When we do an analysis, we have to decide whether it’s a skill, knowledge, attitude, or something else. Then we can decide whether to address it with training, job aids, interface redesign, or something else. And usually it could be one or the other but we eventually converge on a solution.
In the interface design space, there arose an approach called a ‘design rationale‘ just to keep new folks on the team from revisiting prior decisions. There were even tools created to document these. There are a lot of factors that affect a solution, including audience, current environment (tech, sociocultural, resources, etc), and goals. There will be tensions between them, and the solution will end up being a compromise that is the best guess at a solution space.
Or, as I depicted it a while ago, the potential solution space is large, and various factors end up constraining that space down to a solution (if we end up with the empty set, we have to relax one or more of the constraints). It helps to have constraints. Some of the solutions are better than others, but seldom is any one so dominantly optimal. Just think of the problem of what car to buy? Economy, style, reliability, current sales incentives, there are lots of factors, and you probably ended up choosing among several possibilities.
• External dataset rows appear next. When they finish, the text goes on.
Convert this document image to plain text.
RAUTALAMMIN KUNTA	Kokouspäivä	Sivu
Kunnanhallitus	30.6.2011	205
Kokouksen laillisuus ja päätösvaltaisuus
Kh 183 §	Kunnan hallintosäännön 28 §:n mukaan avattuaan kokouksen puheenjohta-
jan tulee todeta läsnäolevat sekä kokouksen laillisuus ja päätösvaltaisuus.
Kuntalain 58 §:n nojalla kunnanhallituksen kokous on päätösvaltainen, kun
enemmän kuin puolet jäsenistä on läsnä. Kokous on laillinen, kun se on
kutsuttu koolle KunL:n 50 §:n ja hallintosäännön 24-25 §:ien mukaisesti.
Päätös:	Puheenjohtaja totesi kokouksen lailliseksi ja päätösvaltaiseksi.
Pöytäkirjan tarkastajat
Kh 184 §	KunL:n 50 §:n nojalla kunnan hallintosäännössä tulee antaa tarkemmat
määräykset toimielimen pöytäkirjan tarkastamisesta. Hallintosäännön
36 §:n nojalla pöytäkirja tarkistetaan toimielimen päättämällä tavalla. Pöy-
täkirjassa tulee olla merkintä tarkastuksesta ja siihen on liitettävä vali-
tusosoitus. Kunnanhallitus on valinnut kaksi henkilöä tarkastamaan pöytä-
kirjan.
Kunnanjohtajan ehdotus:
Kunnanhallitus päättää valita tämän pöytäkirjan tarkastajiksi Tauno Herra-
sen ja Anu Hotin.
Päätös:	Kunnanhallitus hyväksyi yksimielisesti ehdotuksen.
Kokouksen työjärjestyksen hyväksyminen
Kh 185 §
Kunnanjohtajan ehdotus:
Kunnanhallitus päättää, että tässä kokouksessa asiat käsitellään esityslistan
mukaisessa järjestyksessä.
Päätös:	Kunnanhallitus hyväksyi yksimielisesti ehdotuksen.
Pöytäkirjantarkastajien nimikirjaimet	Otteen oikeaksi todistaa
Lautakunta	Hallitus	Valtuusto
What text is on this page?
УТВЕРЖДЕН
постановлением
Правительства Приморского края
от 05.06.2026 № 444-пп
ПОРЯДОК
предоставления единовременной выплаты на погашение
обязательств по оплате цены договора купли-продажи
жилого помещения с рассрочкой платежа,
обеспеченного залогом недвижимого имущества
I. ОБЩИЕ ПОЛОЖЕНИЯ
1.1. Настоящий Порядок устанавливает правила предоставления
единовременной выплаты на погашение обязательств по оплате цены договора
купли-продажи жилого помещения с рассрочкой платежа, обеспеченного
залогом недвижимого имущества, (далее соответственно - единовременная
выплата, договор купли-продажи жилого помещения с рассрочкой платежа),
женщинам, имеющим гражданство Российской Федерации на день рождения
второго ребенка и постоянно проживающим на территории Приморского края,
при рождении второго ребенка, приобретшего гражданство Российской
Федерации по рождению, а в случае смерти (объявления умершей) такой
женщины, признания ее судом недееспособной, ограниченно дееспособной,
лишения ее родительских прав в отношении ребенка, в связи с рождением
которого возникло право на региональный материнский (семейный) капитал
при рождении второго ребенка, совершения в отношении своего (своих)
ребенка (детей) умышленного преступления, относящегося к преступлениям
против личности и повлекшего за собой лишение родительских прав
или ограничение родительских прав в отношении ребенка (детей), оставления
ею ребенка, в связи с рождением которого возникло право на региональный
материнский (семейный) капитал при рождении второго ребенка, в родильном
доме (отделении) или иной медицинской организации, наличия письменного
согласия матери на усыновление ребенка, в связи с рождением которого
On a side note, this is an important way the real world differs from ‘schooling’. I like what David Jonassen says about how the problems we give our kids in class don’t bear any relation to the problems they face in the world (and his focus on changing the problems seen in schools).
And, as m’lady likes to say, there should be no ‘coulda shoulda woulda’s. You made the best decision at the time (right?), and then if it later turns out to have been wrong you had no way to know or you would’ve factored it into your decision at the time. Unless you missed something you could and should have seen then, you still made the right decision.
This is why consultants typically answer with ‘it depends’ when asked for specifics beforehand (much to potential customers dismay). When the expert realizes the myriad factors that could affect the choices and outcomes, it’s naive to give a pat answer to the client who needs help. There are likely parameters that affect the decision and may help to constrain it to a range, and the experience may allow a qualified guess, but don’t expect a binding agreement until a scoping exercise has been performed.
It is important to be explicit about this, rather than assume you can make a perfect decision. Recognizing the process allows you to be open in your evaluations and honest in your assessment of the solution. Make the best tradeoffs you can, recognize that you can be wrong, and move ahead.
Scott Johnson says
Clark,
This was a fabulous thought. It’s a powerful reminder in a very global sense, far beyond just ID and training.